Hi and welcome to my review of Greyfriars Reformatory! Huge thanks to Anne Cater for the tour invite and to Flame Tree Press for the gorgeous proof copy!
I was planning to decline any and all blog tours in October because of #Orentober, yet Greyfriars Reformatory was impossible to walk away from. The word “reformatory” alone is enough to pique my interests, the blurb tickled me even more and that cover, reminiscent of films like The Ring, sealed the deal.
I regret nothing: Greyfriars Reformatory delivered all I’d hoped for, and one hell of a lot more. It’s one of those stories that proves that horror is such a wrongfully underrated genre.
Emily Drake finds herself on a bus transporting her and a few other girls to a reformatory. She knows she has a dissociative disorder, and her memories are flaky at best. Pondering her situation and herself, she wonders if she might be called an unreliable narrator, which immediately made me settle in to enjoy the ride, ‘cause this little reader loves herself an unreliable narrator!

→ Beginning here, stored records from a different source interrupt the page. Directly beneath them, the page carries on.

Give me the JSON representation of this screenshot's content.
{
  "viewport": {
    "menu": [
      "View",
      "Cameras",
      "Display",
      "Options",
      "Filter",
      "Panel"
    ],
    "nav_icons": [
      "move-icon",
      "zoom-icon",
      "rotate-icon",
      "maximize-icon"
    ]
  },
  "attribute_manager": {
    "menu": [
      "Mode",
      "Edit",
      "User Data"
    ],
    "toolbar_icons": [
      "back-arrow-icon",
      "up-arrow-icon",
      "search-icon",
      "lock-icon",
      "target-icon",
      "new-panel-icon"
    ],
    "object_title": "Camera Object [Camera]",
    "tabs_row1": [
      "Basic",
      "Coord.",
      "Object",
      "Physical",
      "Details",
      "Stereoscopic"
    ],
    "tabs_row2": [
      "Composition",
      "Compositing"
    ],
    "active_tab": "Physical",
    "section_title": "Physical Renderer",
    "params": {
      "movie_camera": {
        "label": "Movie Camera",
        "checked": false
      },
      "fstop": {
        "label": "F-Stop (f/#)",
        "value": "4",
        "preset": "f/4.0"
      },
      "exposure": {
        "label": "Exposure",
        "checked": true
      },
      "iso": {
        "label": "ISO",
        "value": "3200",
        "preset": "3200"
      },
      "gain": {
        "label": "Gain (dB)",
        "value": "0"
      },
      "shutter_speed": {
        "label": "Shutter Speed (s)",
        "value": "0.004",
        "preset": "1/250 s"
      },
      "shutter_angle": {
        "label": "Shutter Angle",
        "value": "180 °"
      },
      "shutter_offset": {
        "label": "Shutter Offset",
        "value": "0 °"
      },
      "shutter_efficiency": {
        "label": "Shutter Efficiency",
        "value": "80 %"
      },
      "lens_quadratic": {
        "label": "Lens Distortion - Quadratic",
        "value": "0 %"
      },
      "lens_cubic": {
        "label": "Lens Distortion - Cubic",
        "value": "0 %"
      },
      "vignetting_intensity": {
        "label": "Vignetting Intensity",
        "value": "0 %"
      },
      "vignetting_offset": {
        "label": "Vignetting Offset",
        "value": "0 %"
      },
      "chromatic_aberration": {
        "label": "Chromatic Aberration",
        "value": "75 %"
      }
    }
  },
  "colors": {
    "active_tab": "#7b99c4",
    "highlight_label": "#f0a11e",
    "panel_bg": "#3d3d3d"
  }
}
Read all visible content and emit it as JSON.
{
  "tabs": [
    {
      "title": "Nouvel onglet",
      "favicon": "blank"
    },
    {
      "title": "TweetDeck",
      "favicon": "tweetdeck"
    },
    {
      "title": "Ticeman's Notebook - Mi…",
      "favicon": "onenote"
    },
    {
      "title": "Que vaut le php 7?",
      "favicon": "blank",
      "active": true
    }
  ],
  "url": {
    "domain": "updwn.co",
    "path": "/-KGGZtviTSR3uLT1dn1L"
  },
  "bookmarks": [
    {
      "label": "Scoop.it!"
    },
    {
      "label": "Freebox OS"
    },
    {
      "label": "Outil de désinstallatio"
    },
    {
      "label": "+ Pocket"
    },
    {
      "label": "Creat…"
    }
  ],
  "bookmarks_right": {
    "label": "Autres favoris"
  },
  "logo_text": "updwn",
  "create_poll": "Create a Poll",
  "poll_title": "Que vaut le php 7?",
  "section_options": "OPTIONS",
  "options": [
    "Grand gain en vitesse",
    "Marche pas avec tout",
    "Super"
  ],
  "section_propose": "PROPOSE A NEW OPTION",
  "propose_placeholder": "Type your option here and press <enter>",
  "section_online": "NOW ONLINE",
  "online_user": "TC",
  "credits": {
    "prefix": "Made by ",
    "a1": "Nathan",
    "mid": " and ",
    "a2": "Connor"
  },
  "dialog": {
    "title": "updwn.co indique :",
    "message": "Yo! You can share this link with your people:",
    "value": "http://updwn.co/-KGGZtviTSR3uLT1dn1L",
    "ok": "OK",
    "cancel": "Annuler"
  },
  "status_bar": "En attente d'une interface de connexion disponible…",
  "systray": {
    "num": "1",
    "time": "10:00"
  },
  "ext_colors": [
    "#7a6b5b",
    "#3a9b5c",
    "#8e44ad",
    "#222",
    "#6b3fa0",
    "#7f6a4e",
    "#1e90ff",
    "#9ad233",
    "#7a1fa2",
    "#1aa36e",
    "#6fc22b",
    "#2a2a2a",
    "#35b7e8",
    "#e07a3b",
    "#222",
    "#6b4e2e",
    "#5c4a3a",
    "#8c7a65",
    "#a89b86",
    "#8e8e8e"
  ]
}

Upon arrival at the Greyfriars Reformatory For Girls, it becomes apparent that Emily’s been there before, though she doesn’t have any recollection of a previous stay. Seeing things through her eyes, it’s unsettling. In fact, that’s the word I would use to describe this whole novel: unsettling. Nightmares flow into real-life events and vice versa, casting a nightmarish hue over the entire story, making me unsure about what was real and what was not.
The reformatory makes for an absolutely marvellous setting, as I’m sure you can imagine. Gothic, dreary, gloomy, grey, it’s the perfect backdrop for what is essentially a ghost story. After all, there is a girl, an unknown grey girl with dark hair obscuring her face, lurking from the shadows, there one minute, gone the next. The writing is evocative throughout, and I could see the events play out before my mind’s eye without even trying. As a matter of fact, I actively tried not to picture the few scenes that were on the gory side, and failed.
However, the ghost story is just one layer of this tale, there’s lots more to uncover. Equally fascinating is the interaction between the girls, and the interaction between the girls – especially Emily – and their principal Mrs Quick, who, incidentally, is the only member of staff present, and WTH is up with that?! It’s mysterious, it’s unsettling and it makes for such an intriguing read that I read the whole thing in an afternoon.
When all is revealed in the end, I was floored. The bigger picture was so much bigger than I ever expected it to be, and so much more painful, it hit me right in the feels. The conclusion is what made this a five-star read for me, that little extra that makes a great story unforgettable. The story took such an unexpected and clever turn, while still making every little piece of the puzzle slot into place, and I was reeling. I wish I could be less evasive, I wish I could stop beating about the bush, but that would be a huge spoiler, so I’m afraid that if you want to know more, you’ll just have to read it yourself.
Ghost story, psychological thriller, horror novel, Greyfriars Reformatory is the perfect addition to your #spooktober shelves!